Kelly’s Cincinnati team beat Western Michigan 27-24 in the International Bowl.
Taking a much different approach to changing jobs was Charlie Weis.
After accepting the Notre Dame job three years ago, Weis hung around Bill Belichick and Tom Brady for a couple months, going for a Super Bowl ring with the New England Patriots.
During that time, he split his workload between two jobs — offensive coordinator for the Patriots and head coach of the Irish.
The Patriots won the Super Bowl. But a cynic might argue that Weis hurt Notre Dame’s recruiting class that year by not going directly to South Bend, Ind.

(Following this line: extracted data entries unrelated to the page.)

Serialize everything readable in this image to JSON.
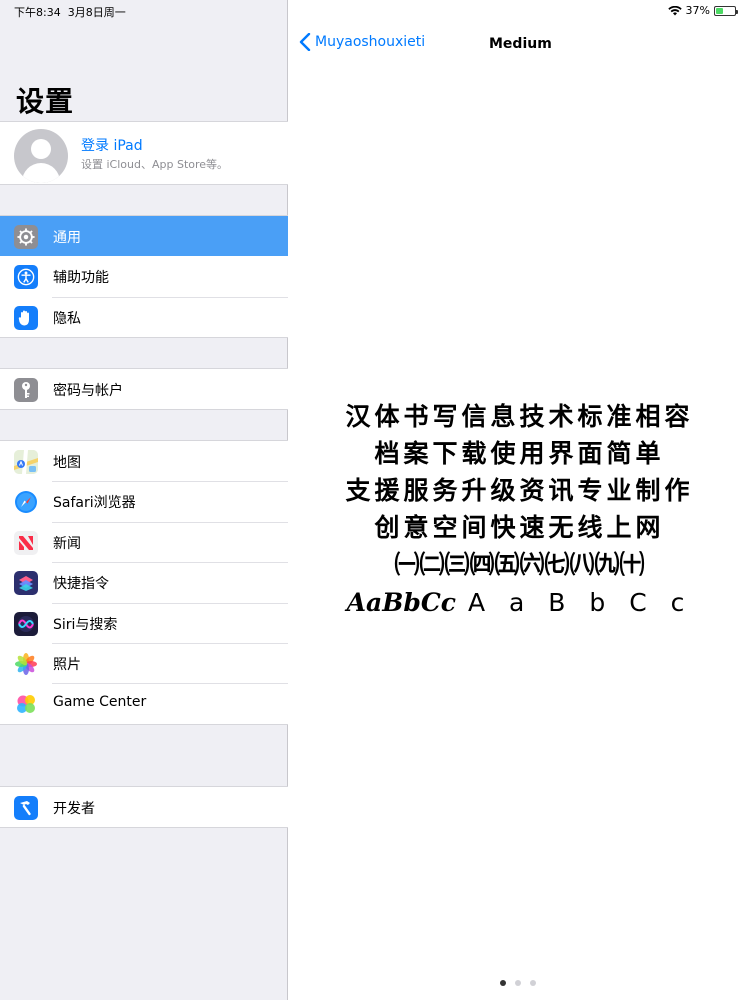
{
  "status_bar": {
    "time": "下午8:34",
    "date": "3月8日周一",
    "battery": "37%",
    "battery_level": 0.37,
    "icons": [
      "wifi-icon",
      "battery-icon"
    ]
  },
  "sidebar": {
    "title": "设置",
    "profile": {
      "name": "登录 iPad",
      "subtitle": "设置 iCloud、App Store等。"
    },
    "groups": [
      [
        {
          "label": "通用",
          "icon": "gear-icon",
          "color": "#8e8e93",
          "selected": true
        },
        {
          "label": "辅助功能",
          "icon": "accessibility-icon",
          "color": "#147efb"
        },
        {
          "label": "隐私",
          "icon": "hand-icon",
          "color": "#147efb"
        }
      ],
      [
        {
          "label": "密码与帐户",
          "icon": "key-icon",
          "color": "#8e8e93"
        }
      ],
      [
        {
          "label": "地图",
          "icon": "maps-icon",
          "color": "#6cc36f"
        },
        {
          "label": "Safari浏览器",
          "icon": "safari-icon",
          "color": "#1a8cff"
        },
        {
          "label": "新闻",
          "icon": "news-icon",
          "color": "#f0f0f2"
        },
        {
          "label": "快捷指令",
          "icon": "shortcuts-icon",
          "color": "#3b3f8f"
        },
        {
          "label": "Siri与搜索",
          "icon": "siri-icon",
          "color": "#1c1c3a"
        },
        {
          "label": "照片",
          "icon": "photos-icon",
          "color": "#ffffff"
        },
        {
          "label": "Game Center",
          "icon": "game-center-icon",
          "color": "#ffffff"
        }
      ],
      [
        {
          "label": "开发者",
          "icon": "hammer-icon",
          "color": "#147efb"
        }
      ]
    ]
  },
  "detail": {
    "back_label": "Muyaoshouxieti",
    "title": "Medium",
    "preview": {
      "lines": [
        "汉体书写信息技术标准相容",
        "档案下载使用界面简单",
        "支援服务升级资讯专业制作",
        "创意空间快速无线上网",
        "㈠㈡㈢㈣㈤㈥㈦㈧㈨㈩"
      ],
      "latin_italic": "AaBbCc",
      "latin_plain": "AaBbCc"
    },
    "page_dots": 3,
    "page_index": 0
  },
  "colors": {
    "accent": "#007aff",
    "selected_row": "#4a9ff6",
    "sidebar_bg": "#efeff4"
  }
}
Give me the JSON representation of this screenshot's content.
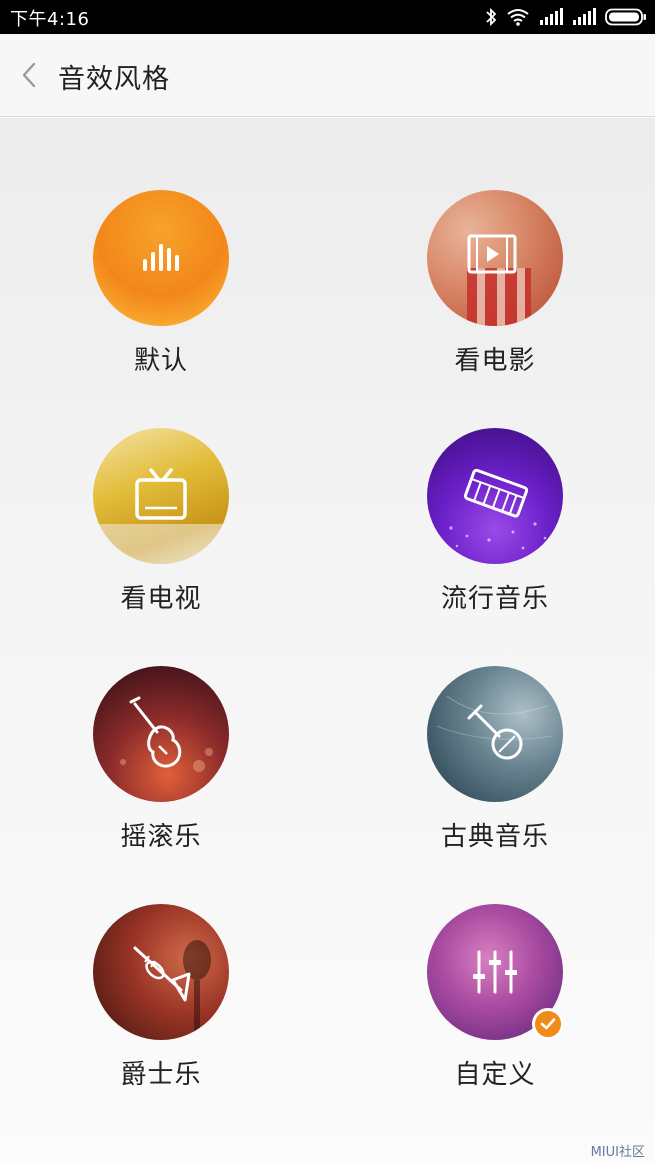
{
  "status_bar": {
    "time": "下午4:16",
    "icons": [
      "bluetooth-icon",
      "wifi-icon",
      "signal-icon",
      "signal-icon",
      "battery-icon"
    ]
  },
  "header": {
    "back_icon": "chevron-left-icon",
    "title": "音效风格"
  },
  "styles": [
    {
      "id": "default",
      "label": "默认",
      "icon": "sound-bars-icon",
      "colors": [
        "#f3861a",
        "#fbbf3c"
      ],
      "selected": false
    },
    {
      "id": "movie",
      "label": "看电影",
      "icon": "film-play-icon",
      "colors": [
        "#c94a3a",
        "#e6a78c"
      ],
      "selected": false
    },
    {
      "id": "tv",
      "label": "看电视",
      "icon": "tv-icon",
      "colors": [
        "#d9a820",
        "#f2d77a"
      ],
      "selected": false
    },
    {
      "id": "pop",
      "label": "流行音乐",
      "icon": "keyboard-icon",
      "colors": [
        "#3a0d7a",
        "#8a2fd8"
      ],
      "selected": false
    },
    {
      "id": "rock",
      "label": "摇滚乐",
      "icon": "electric-guitar-icon",
      "colors": [
        "#3a1018",
        "#d8553a"
      ],
      "selected": false
    },
    {
      "id": "classical",
      "label": "古典音乐",
      "icon": "pipa-icon",
      "colors": [
        "#223a4a",
        "#8aa3b0"
      ],
      "selected": false
    },
    {
      "id": "jazz",
      "label": "爵士乐",
      "icon": "trumpet-icon",
      "colors": [
        "#4a1a14",
        "#c0523a"
      ],
      "selected": false
    },
    {
      "id": "custom",
      "label": "自定义",
      "icon": "equalizer-icon",
      "colors": [
        "#6a2a8a",
        "#d06ab0"
      ],
      "selected": true
    }
  ],
  "selected_badge_icon": "check-icon",
  "watermark": "MIUI社区"
}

Weis was in Jacksonville, Fla., for the Super Bowl during letter of intent signing day.
Consider that the recruiting class Notre Dame signed that year are now upperclassmen. The Irish are 2-9 this season.
“If I would have walked away (from New England),” Weis told Notre Dame Magazine, “it might have saved Notre Dame a couple of players.
“But the fact that it could have had a detrimental effect to the Patriots — that’s not the right way of doing things. I think I owed it to the Patriots and the people of New England to finish what we started.”
There is no perfect method to handing coaching shakeups.
In Nebraska’s situation four years ago, even though players loved Pelini, Ruud said many were still hurt because they didn’t think their head coach should have been fired.
“It’s obviously not your first (choice),” Ruud said. “You don’t want to have a coach get fired before the end of season. But if it happens, you got to be a professional about it.”